ORSON: A cost analysis finds that by 2008, Connecticut will have to pay $41.6 million to implement all the requirements of No Child Left Behind; the federal government disputes that number. But state Education Commissioner Betty Sternberg says the suit's not just about the funding. She says if the state is forced to do more testing, she at least wants control to design tests that help classroom teachers.
Ms. BETTY STERNBERG (Education Commissioner, Connecticut): They're actually telling us to--and I hate to use the word--but `dumb down' our tests, do a less-rigorous test, sort of pull back on the high standards that we've had for 20 years. And I don't think that that is what our citizenry in general would want us to do.
ORSON: But federal officials say the testing requirements in No Child Left Behind are aimed directly at states like Connecticut, where despite educational success there's a huge achievement gap between rich and poor, white and minority students. Education Department spokesperson Susan Aspey.
Ms. SUSAN ASPEY (Education Department Spokesperson): It's unfortunate that the state has chosen to address their achievement gap with a lawsuit that takes attention away from their neediest students. No Child Left Behind, at its heart, is designed to close the achievement gap and raise student achievement for all students regardless of race or income or background.
ORSON: And Aspey says the federal government has provided more than enough funding to pay for the additional testing.
Ms. ASPEY: The funds have been provided for testing by the federal government, but it appears the state wants to keep the funds without using them as intended and, in other words, their actions would leave half of its students behind.
ORSON: In May, Connecticut's Legislature passed a bill authorizing the lawsuit. Despite some misgivings, Republican Governor Jodi Rell signed it and won strong support from teachers at a union conference last week.
Governor JODI RELL (Republican, Connecticut): While I would prefer--and I've said this before, I would prefer that we continue to work to negotiate to try to get relief from some of the mandates of--obviously under No Child Left Behind. The fact is that each time we've been turned down.
ORSON: John Dinsdale and Michelle Lacone(ph) are both middle school science teachers who attended the conference.
Mr. JOHN DINSDALE (Middle School Science Teacher): Any teacher will tell you that testing is one piece of an evaluation; it's not everything. And for the teachers of Connecticut, the other assessments that they do give a good picture of what a child is capable of.

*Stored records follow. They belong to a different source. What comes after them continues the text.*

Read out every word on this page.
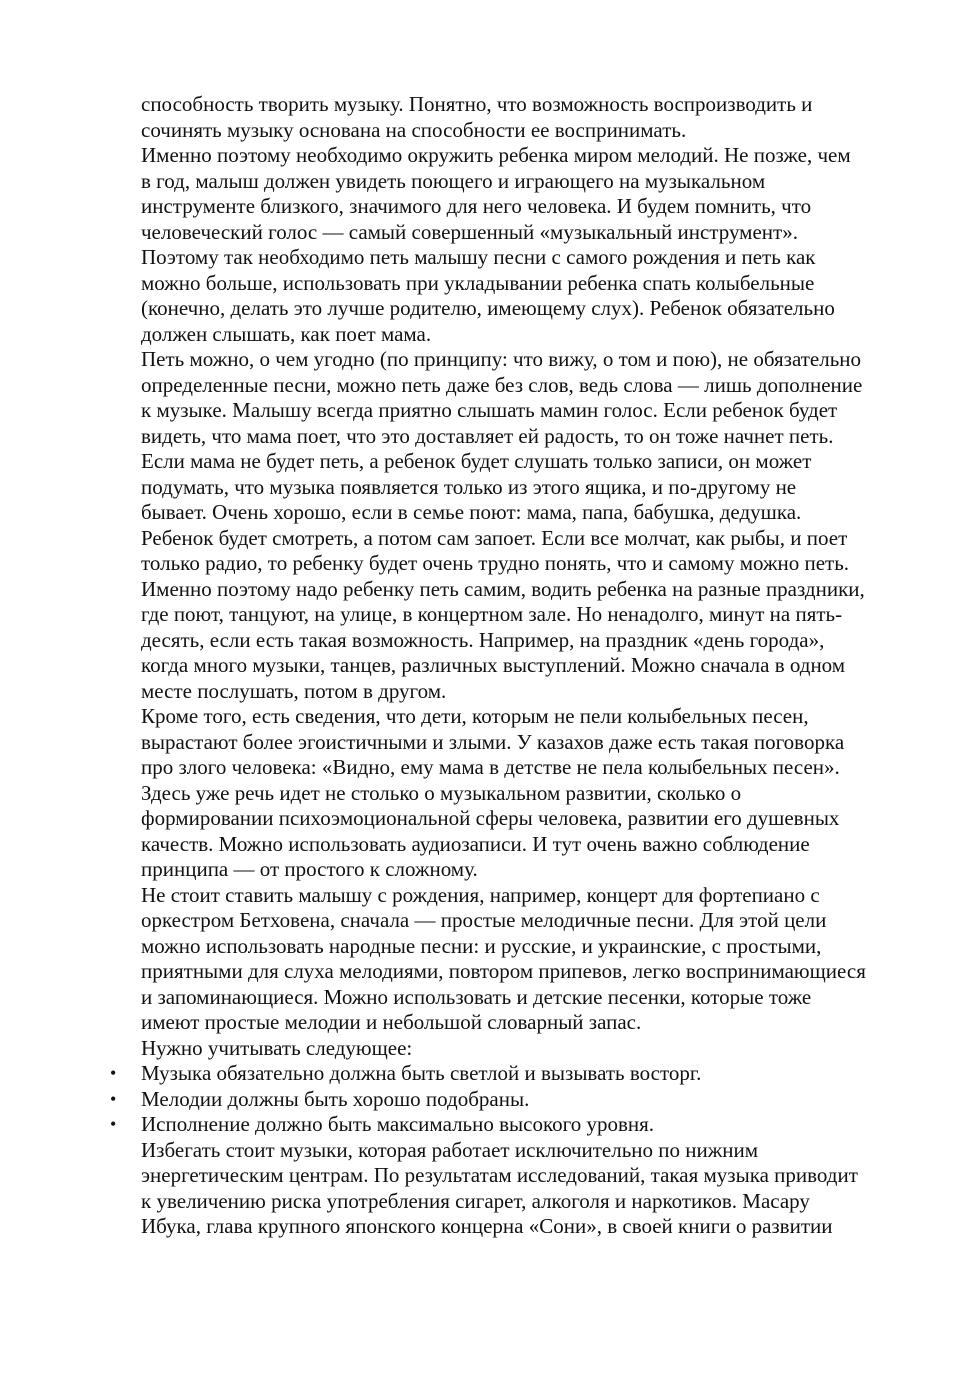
способность творить музыку. Понятно, что возможность воспроизводить и
сочинять музыку основана на способности ее воспринимать.
Именно поэтому необходимо окружить ребенка миром мелодий. Не позже, чем
в год, малыш должен увидеть поющего и играющего на музыкальном
инструменте близкого, значимого для него человека. И будем помнить, что
человеческий голос — самый совершенный «музыкальный инструмент».
Поэтому так необходимо петь малышу песни с самого рождения и петь как
можно больше, использовать при укладывании ребенка спать колыбельные
(конечно, делать это лучше родителю, имеющему слух). Ребенок обязательно
должен слышать, как поет мама.
Петь можно, о чем угодно (по принципу: что вижу, о том и пою), не обязательно
определенные песни, можно петь даже без слов, ведь слова — лишь дополнение
к музыке. Малышу всегда приятно слышать мамин голос. Если ребенок будет
видеть, что мама поет, что это доставляет ей радость, то он тоже начнет петь.
Если мама не будет петь, а ребенок будет слушать только записи, он может
подумать, что музыка появляется только из этого ящика, и по-другому не
бывает. Очень хорошо, если в семье поют: мама, папа, бабушка, дедушка.
Ребенок будет смотреть, а потом сам запоет. Если все молчат, как рыбы, и поет
только радио, то ребенку будет очень трудно понять, что и самому можно петь.
Именно поэтому надо ребенку петь самим, водить ребенка на разные праздники,
где поют, танцуют, на улице, в концертном зале. Но ненадолго, минут на пять-
десять, если есть такая возможность. Например, на праздник «день города»,
когда много музыки, танцев, различных выступлений. Можно сначала в одном
месте послушать, потом в другом.
Кроме того, есть сведения, что дети, которым не пели колыбельных песен,
вырастают более эгоистичными и злыми. У казахов даже есть такая поговорка
про злого человека: «Видно, ему мама в детстве не пела колыбельных песен».
Здесь уже речь идет не столько о музыкальном развитии, сколько о
формировании психоэмоциональной сферы человека, развитии его душевных
качеств. Можно использовать аудиозаписи. И тут очень важно соблюдение
принципа — от простого к сложному.
Не стоит ставить малышу с рождения, например, концерт для фортепиано с
оркестром Бетховена, сначала — простые мелодичные песни. Для этой цели
можно использовать народные песни: и русские, и украинские, с простыми,
приятными для слуха мелодиями, повтором припевов, легко воспринимающиеся
и запоминающиеся. Можно использовать и детские песенки, которые тоже
имеют простые мелодии и небольшой словарный запас.
Нужно учитывать следующее:
• Музыка обязательно должна быть светлой и вызывать восторг.
• Мелодии должны быть хорошо подобраны.
• Исполнение должно быть максимально высокого уровня.
Избегать стоит музыки, которая работает исключительно по нижним
энергетическим центрам. По результатам исследований, такая музыка приводит
к увеличению риска употребления сигарет, алкоголя и наркотиков. Масару
Ибука, глава крупного японского концерна «Сони», в своей книги о развитии
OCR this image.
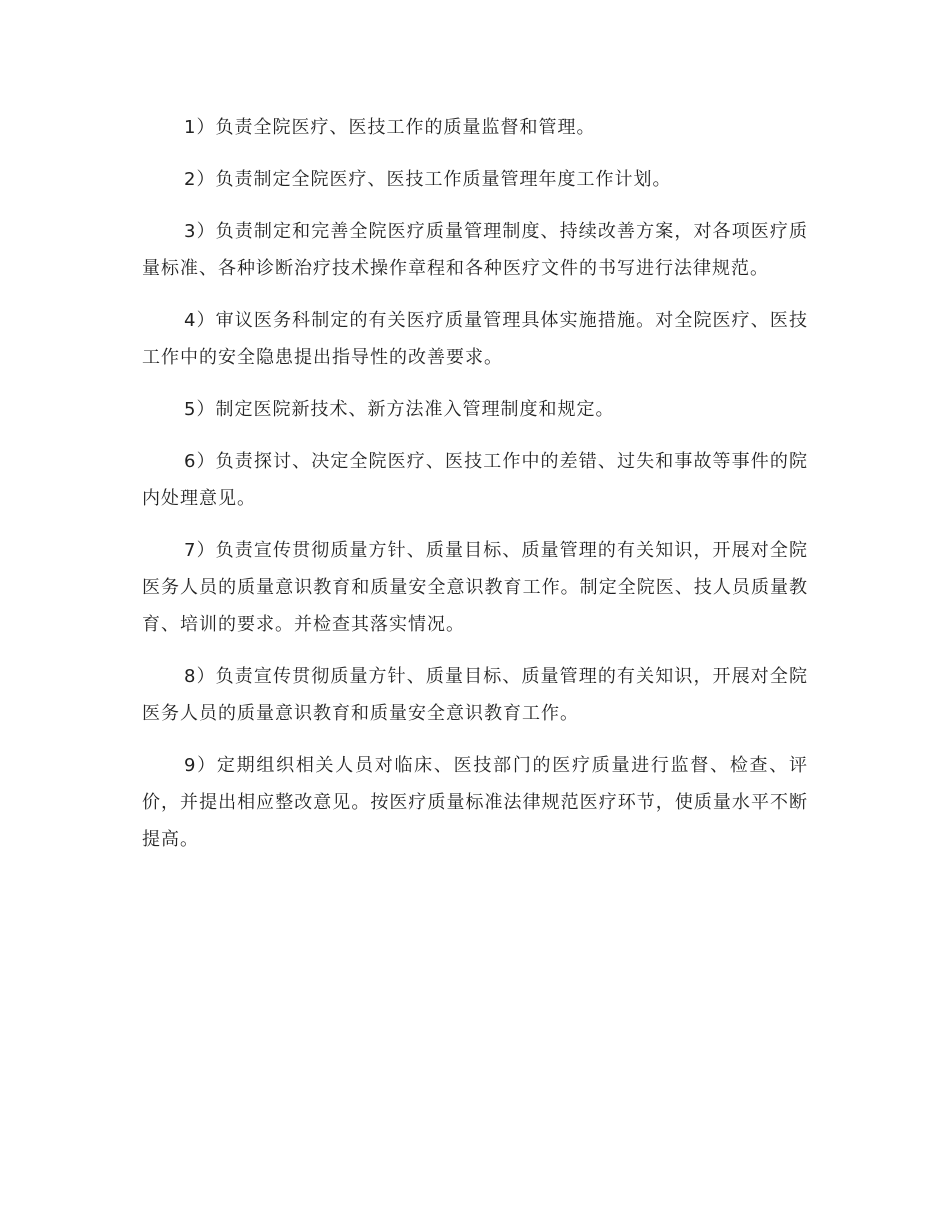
1）负责全院医疗、医技工作的质量监督和管理。

2）负责制定全院医疗、医技工作质量管理年度工作计划。

3）负责制定和完善全院医疗质量管理制度、持续改善方案，对各项医疗质量标准、各种诊断治疗技术操作章程和各种医疗文件的书写进行法律规范。

4）审议医务科制定的有关医疗质量管理具体实施措施。对全院医疗、医技工作中的安全隐患提出指导性的改善要求。

5）制定医院新技术、新方法准入管理制度和规定。

6）负责探讨、决定全院医疗、医技工作中的差错、过失和事故等事件的院内处理意见。

7）负责宣传贯彻质量方针、质量目标、质量管理的有关知识，开展对全院医务人员的质量意识教育和质量安全意识教育工作。制定全院医、技人员质量教育、培训的要求。并检查其落实情况。

8）负责宣传贯彻质量方针、质量目标、质量管理的有关知识，开展对全院医务人员的质量意识教育和质量安全意识教育工作。

9）定期组织相关人员对临床、医技部门的医疗质量进行监督、检查、评价，并提出相应整改意见。按医疗质量标准法律规范医疗环节，使质量水平不断提高。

Ms. MICHELLE LACONE (Middle School Science Teacher): You need to give funding if you're going to be asking for testing every year. I mean, money does not come out of thin air.
ORSON: In New Haven, where nearly 70 percent of the students live at or near the poverty level, the local costs of No Child Left Behind will be another $10 million. New Haven Superintendent Dr. Reggie Mayo calls on Washington to think about its investment in education the same way it thinks about military spending.
Dr. REGGIE MAYO (Superintendent, New Haven): You know, I don't want to say that we're literally in a war. But you know what? Sometimes I like to think about it that way, that we're in the trenches and this is a war. We're really fighting against some tremendous, tremendous odds, and we need more resources in order to get that done.
ORSON: The state's suit isn't the first time the law's been taken to court. The nation's largest teachers' union joined with some school districts to file a suit earlier year. For NPR News, I'm Diane Orson in Hartford.